EmpiRE-Compass: A Neuro-Symbolic Dashboard for Sustainable and Dynamic Knowledge Exploration, Synthesis, and Reuse
Open-source tool uses GPT-4o mini and knowledge graphs to make literature reviews sustainable and reusable.
A team of researchers led by Oliver Karras has introduced EmpiRE-Compass, a novel dashboard designed to combat the growing crisis of low-quality, AI-generated literature reviews (LRs) in software and requirements engineering. The tool addresses a critical problem: while generative AI can produce LRs rapidly, they often lack rigor, transparency, and reusable data, creating a flood of unreliable secondary studies. EmpiRE-Compass proposes a sustainable solution by semantically structuring LR data within research knowledge graphs (RKGs) and leveraging large language models (LLMs) for dynamic access and synthesis. Its overarching goal is to transform LRs into collaborative, continuously updated, and transparent resources.
The dashboard is built with a modular system design and offers three core capabilities. First, it provides exploratory visual analytics for pre-defined, curated competency questions. Second, its neuro-symbolic synthesis engine allows users to ask custom questions, blending the structured reasoning of symbolic AI (via RKGs) with the flexible understanding of neural models (like the default GPT-4o mini). Third, it ensures all queries, analyses, and results are openly available, fostering replication and reuse. The entire project is released as open-source to encourage community adoption and extension. To manage operational costs for the hosted version, access is limited to 25 LLM requests per IP address daily. This tool represents a significant step toward making academic knowledge synthesis more rigorous and sustainable in the age of generative AI.

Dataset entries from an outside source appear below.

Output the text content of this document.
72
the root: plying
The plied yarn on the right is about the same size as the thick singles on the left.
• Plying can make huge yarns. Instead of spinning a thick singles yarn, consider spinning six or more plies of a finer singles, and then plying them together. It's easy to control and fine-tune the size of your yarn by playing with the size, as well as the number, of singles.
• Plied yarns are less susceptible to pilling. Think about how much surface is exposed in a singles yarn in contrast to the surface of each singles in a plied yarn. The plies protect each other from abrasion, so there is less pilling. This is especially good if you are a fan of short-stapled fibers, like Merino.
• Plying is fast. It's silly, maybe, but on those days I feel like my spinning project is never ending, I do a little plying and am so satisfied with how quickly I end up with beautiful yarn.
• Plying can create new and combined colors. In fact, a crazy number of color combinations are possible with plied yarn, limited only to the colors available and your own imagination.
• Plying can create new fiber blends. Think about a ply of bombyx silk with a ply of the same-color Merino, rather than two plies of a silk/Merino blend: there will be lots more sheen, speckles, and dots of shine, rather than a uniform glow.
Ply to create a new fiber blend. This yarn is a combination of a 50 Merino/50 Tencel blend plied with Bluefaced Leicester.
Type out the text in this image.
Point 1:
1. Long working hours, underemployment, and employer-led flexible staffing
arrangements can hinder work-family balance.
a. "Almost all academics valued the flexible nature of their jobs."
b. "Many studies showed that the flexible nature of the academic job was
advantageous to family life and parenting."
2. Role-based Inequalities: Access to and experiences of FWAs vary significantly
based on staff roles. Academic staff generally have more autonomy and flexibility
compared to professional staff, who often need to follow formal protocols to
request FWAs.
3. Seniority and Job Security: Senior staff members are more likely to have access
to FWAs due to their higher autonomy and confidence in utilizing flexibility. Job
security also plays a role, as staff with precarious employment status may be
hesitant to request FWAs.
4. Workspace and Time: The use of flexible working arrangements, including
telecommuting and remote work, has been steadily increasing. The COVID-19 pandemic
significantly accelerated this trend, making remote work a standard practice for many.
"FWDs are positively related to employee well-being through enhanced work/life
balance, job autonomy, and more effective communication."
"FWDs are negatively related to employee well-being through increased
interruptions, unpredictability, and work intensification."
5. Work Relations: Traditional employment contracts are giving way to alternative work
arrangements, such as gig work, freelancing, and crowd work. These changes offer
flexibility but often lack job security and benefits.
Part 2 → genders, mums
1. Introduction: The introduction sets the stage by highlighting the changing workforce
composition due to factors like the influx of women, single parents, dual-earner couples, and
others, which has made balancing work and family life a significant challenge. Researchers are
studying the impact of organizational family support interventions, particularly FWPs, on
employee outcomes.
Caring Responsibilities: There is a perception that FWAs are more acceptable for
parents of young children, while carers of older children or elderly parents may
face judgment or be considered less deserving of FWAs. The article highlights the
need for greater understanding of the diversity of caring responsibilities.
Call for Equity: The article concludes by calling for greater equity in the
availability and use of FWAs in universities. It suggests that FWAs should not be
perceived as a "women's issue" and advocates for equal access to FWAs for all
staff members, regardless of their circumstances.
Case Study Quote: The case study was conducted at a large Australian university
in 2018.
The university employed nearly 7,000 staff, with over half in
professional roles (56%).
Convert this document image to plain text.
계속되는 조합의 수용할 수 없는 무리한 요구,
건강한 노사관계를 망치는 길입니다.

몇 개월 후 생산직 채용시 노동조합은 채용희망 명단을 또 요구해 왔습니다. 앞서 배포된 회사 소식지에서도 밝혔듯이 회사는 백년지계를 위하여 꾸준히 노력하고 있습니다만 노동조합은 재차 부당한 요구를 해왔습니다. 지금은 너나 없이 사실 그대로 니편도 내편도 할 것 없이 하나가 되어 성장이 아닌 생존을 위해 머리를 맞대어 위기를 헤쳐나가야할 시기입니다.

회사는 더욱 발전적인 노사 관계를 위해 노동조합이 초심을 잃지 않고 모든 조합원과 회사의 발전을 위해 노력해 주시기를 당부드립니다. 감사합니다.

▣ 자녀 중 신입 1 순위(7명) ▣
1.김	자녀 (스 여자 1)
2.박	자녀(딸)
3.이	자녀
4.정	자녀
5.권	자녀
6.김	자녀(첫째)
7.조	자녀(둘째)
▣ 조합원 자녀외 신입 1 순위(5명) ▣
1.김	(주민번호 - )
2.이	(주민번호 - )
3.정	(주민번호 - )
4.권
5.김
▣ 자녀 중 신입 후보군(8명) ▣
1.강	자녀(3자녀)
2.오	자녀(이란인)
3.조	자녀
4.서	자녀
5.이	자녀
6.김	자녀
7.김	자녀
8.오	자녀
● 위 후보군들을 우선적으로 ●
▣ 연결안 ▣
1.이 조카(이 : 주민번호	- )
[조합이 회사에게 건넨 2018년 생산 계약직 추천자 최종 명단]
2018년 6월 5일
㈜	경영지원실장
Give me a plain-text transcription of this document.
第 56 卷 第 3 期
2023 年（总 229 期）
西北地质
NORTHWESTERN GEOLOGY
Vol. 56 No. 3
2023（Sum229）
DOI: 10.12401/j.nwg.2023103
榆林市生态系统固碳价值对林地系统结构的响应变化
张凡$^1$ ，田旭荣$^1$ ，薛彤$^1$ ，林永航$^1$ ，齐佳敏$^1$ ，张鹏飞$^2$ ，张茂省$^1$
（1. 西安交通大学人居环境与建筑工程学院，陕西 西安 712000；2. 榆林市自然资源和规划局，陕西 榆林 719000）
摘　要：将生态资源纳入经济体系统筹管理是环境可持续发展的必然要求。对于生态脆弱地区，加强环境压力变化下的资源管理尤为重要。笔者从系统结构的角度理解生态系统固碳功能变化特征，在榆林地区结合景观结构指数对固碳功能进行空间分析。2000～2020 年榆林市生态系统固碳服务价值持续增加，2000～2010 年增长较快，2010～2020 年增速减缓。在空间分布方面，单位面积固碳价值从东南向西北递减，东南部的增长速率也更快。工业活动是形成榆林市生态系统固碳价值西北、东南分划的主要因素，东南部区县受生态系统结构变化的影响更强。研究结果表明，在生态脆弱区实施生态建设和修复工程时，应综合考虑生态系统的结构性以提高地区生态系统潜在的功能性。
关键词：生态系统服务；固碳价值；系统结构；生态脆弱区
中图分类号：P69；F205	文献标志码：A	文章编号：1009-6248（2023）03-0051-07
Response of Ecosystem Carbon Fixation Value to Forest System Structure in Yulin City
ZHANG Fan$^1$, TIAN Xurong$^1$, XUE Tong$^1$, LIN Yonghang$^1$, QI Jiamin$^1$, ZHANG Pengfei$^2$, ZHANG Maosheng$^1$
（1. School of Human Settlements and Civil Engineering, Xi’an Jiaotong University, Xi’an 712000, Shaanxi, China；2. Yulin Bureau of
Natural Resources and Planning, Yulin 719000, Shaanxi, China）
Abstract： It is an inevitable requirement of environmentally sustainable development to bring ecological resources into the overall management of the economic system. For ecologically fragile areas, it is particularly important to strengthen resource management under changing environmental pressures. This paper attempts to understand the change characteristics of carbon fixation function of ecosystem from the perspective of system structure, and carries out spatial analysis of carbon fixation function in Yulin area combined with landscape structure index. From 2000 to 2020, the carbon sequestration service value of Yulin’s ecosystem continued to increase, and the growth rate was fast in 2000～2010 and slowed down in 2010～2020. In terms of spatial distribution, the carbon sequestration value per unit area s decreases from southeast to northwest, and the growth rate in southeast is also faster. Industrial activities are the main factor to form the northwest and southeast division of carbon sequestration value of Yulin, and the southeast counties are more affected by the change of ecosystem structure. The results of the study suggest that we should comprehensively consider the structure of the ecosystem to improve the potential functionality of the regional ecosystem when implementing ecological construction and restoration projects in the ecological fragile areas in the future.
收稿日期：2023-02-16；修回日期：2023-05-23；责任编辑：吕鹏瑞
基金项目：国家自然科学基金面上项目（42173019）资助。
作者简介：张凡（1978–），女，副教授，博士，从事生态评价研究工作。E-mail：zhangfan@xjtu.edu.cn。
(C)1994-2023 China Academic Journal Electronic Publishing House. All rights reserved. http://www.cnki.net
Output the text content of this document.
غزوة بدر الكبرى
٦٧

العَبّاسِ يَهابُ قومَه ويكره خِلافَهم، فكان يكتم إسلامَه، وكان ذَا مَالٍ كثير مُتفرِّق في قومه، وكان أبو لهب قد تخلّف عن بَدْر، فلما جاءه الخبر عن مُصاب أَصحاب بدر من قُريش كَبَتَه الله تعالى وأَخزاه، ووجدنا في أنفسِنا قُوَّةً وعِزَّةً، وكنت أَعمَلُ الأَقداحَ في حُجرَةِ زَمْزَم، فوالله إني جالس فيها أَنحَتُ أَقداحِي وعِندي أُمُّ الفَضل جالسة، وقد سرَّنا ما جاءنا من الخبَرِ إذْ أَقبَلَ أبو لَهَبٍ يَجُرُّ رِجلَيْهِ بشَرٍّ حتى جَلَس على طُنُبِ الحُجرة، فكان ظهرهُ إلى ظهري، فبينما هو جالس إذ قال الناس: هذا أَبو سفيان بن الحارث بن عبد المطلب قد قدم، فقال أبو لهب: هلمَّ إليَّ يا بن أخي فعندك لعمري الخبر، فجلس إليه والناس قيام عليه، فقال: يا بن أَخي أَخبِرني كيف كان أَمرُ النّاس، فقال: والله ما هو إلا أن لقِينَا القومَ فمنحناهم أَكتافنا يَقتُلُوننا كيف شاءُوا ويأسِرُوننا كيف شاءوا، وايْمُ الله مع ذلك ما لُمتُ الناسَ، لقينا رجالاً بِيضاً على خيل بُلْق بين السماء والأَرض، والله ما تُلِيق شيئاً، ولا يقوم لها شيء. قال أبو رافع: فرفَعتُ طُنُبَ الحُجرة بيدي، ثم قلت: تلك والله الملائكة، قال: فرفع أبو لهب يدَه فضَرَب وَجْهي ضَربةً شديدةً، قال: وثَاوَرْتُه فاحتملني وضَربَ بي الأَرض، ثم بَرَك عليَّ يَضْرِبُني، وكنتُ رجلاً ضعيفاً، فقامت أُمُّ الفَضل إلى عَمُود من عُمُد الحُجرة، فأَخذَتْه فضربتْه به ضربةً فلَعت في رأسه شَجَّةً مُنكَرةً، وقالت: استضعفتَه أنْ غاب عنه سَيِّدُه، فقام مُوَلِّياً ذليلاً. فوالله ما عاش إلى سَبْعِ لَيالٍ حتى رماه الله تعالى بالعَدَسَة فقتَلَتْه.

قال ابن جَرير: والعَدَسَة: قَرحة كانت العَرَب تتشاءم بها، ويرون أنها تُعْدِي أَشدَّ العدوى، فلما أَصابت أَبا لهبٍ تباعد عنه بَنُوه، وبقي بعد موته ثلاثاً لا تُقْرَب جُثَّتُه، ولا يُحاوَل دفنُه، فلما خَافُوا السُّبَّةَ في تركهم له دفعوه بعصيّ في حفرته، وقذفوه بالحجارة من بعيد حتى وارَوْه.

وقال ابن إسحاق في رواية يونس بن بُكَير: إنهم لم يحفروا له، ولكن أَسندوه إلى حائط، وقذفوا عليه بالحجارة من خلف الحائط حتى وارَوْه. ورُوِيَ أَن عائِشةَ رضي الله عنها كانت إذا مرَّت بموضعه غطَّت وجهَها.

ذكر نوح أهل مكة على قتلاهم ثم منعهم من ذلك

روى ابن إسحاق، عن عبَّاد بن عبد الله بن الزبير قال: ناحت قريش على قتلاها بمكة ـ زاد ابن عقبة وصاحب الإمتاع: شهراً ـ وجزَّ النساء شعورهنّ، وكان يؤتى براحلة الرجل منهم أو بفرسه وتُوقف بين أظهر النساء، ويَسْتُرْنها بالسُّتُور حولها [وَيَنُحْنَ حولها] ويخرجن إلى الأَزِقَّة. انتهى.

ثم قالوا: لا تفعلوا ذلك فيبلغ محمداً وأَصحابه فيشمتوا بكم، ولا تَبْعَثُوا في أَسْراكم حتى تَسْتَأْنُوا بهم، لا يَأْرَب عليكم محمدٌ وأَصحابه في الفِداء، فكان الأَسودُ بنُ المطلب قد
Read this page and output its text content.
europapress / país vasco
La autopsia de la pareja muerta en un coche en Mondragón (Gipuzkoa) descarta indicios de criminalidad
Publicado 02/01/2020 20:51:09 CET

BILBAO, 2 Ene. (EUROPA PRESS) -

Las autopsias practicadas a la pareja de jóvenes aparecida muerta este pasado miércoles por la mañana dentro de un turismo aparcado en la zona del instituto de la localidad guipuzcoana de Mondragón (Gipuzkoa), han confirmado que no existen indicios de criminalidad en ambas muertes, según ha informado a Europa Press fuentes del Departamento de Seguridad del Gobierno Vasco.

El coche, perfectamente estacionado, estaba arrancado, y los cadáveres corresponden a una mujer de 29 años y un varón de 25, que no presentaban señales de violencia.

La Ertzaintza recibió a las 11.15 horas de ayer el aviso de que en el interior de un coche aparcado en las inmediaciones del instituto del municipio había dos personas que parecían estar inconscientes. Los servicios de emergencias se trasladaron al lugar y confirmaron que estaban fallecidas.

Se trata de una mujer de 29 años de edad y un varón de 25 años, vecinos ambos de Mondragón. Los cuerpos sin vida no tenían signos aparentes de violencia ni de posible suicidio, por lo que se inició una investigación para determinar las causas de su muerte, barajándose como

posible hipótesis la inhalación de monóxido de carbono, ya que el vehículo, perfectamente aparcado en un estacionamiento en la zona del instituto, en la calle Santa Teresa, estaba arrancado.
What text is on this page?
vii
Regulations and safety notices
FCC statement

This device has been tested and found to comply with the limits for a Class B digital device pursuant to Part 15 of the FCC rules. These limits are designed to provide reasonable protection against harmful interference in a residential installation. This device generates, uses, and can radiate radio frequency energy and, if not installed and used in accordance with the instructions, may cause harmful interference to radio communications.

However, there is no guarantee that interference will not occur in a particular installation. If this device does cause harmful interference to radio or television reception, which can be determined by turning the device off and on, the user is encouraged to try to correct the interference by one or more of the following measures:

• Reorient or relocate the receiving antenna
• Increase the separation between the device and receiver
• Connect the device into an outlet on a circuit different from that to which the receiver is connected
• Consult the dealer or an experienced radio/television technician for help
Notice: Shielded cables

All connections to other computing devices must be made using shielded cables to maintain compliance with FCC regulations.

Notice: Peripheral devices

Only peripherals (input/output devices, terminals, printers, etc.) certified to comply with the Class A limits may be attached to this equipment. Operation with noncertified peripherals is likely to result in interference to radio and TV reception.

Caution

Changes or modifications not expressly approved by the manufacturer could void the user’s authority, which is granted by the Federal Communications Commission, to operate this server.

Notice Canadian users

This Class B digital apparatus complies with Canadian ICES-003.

- Combines research knowledge graphs (RKGs) with LLMs like GPT-4o mini in a neuro-symbolic architecture for structured, reliable synthesis.
- Provides three core functions: visual analytics for curated questions, synthesis for custom queries, and full openness of all data and artifacts.
- Released as a fully open-source project with a free online dashboard (25 requests/IP/day limit) to foster adoption and combat low-quality AI reviews.
Why It Matters
Provides a rigorous, transparent framework to counter the flood of low-quality, AI-generated literature reviews, making academic synthesis sustainable.